# Tokenization

In [1]:
!pip install -r requirements.txt



## Loading a Turkish Pre-trained Tokenizer

In [2]:
from transformers import AutoModel, AutoTokenizer

tokenizerTUR = AutoTokenizer.from_pretrained(
    "dbmdz/bert-base-turkish-uncased",
)
print(f"VOC size is: {tokenizerTUR.vocab_size}")
print(f"The model is {type(tokenizerTUR)}")

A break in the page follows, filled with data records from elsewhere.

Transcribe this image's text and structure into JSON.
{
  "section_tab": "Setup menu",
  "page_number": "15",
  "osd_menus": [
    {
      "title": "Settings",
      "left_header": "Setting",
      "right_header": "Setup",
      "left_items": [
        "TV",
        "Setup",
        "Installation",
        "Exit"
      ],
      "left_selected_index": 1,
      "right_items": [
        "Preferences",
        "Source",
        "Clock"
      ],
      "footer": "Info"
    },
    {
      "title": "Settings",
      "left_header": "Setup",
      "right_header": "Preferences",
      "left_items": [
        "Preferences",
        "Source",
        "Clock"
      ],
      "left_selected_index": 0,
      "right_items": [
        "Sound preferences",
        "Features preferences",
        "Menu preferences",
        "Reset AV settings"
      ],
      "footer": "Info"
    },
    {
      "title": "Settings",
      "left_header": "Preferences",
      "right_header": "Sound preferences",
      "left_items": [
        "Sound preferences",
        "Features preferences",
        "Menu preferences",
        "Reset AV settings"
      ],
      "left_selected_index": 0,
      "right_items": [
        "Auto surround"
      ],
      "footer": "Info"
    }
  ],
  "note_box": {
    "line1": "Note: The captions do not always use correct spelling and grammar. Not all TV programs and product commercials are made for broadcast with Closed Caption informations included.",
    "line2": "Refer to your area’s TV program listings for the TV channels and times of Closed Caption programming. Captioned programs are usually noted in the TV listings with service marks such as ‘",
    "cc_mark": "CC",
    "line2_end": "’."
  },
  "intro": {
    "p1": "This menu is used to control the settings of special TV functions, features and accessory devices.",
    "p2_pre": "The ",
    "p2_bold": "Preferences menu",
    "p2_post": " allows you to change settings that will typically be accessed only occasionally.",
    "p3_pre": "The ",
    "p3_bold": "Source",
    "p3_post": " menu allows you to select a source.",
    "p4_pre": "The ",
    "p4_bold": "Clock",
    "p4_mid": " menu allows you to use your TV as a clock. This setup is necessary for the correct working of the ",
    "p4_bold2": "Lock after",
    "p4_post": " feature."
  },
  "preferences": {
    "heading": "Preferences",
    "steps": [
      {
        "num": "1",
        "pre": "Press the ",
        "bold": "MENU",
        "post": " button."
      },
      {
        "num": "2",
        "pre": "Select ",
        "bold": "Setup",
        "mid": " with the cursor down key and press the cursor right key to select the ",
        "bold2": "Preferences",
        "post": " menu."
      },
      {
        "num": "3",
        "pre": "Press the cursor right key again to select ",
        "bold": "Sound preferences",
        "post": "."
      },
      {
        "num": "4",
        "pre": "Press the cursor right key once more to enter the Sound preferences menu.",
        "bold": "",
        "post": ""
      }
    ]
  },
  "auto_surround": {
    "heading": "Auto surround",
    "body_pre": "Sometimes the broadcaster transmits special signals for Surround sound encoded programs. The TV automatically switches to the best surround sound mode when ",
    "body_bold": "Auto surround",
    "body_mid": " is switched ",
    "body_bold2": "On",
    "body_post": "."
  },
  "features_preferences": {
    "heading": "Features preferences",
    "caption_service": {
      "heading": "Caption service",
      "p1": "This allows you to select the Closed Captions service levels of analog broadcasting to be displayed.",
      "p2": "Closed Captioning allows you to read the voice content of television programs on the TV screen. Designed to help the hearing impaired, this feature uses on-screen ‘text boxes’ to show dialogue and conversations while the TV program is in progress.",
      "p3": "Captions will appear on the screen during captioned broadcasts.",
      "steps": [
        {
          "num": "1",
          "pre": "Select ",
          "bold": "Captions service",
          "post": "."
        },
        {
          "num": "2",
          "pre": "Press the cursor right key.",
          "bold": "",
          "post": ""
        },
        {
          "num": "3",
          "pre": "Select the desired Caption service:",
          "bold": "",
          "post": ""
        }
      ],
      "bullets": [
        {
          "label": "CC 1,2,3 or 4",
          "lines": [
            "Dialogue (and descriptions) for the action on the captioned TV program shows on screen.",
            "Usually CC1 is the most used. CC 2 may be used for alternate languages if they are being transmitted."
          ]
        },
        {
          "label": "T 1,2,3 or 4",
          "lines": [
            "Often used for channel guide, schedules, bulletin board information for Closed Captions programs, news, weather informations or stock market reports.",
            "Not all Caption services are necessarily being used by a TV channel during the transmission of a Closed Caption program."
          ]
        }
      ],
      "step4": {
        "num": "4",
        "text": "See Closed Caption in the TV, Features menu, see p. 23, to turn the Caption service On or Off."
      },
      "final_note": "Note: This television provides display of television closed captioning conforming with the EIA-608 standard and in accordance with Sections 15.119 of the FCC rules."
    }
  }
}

The secret `HF_TOKEN` does not exist in your Colab secrets.
To authenticate with the Hugging Face Hub, create a token in your settings tab (https://huggingface.co/settings/tokens), set it as secret in your Google Colab and restart your session.
You will be able to reuse this secret in all of your notebooks.
Please note that authentication is recommended but still optional to access public models or datasets.


VOC size is: 32000
The model is <class 'transformers.models.bert.tokenization_bert_fast.BertTokenizerFast'>


## Loading an English Pre-trained Tokenizer

In [3]:
from transformers import AutoModel, AutoTokenizer

tokenizerEN = AutoTokenizer.from_pretrained("bert-base-uncased")
print(f"VOC size is: {tokenizerEN.vocab_size}")
print(f"The model is {type(tokenizerEN)}")

VOC size is: 30522
The model is <class 'transformers.models.bert.tokenization_bert_fast.BertTokenizerFast'>


In [4]:
word_en = "telecommunications"
print(f"is in Turkish Model ? {word_en in tokenizerTUR.vocab}")
print(f"is in English Model ? {word_en in tokenizerEN.vocab}")

is in Turkish Model ? False
is in English Model ? True


In [5]:
tokens = tokenizerTUR.tokenize(word_en)
tokens

['tel', '##eco', '##mm', '##un', '##ica', '##tions']

In [6]:
[t in tokenizerTUR.vocab for t in tokens]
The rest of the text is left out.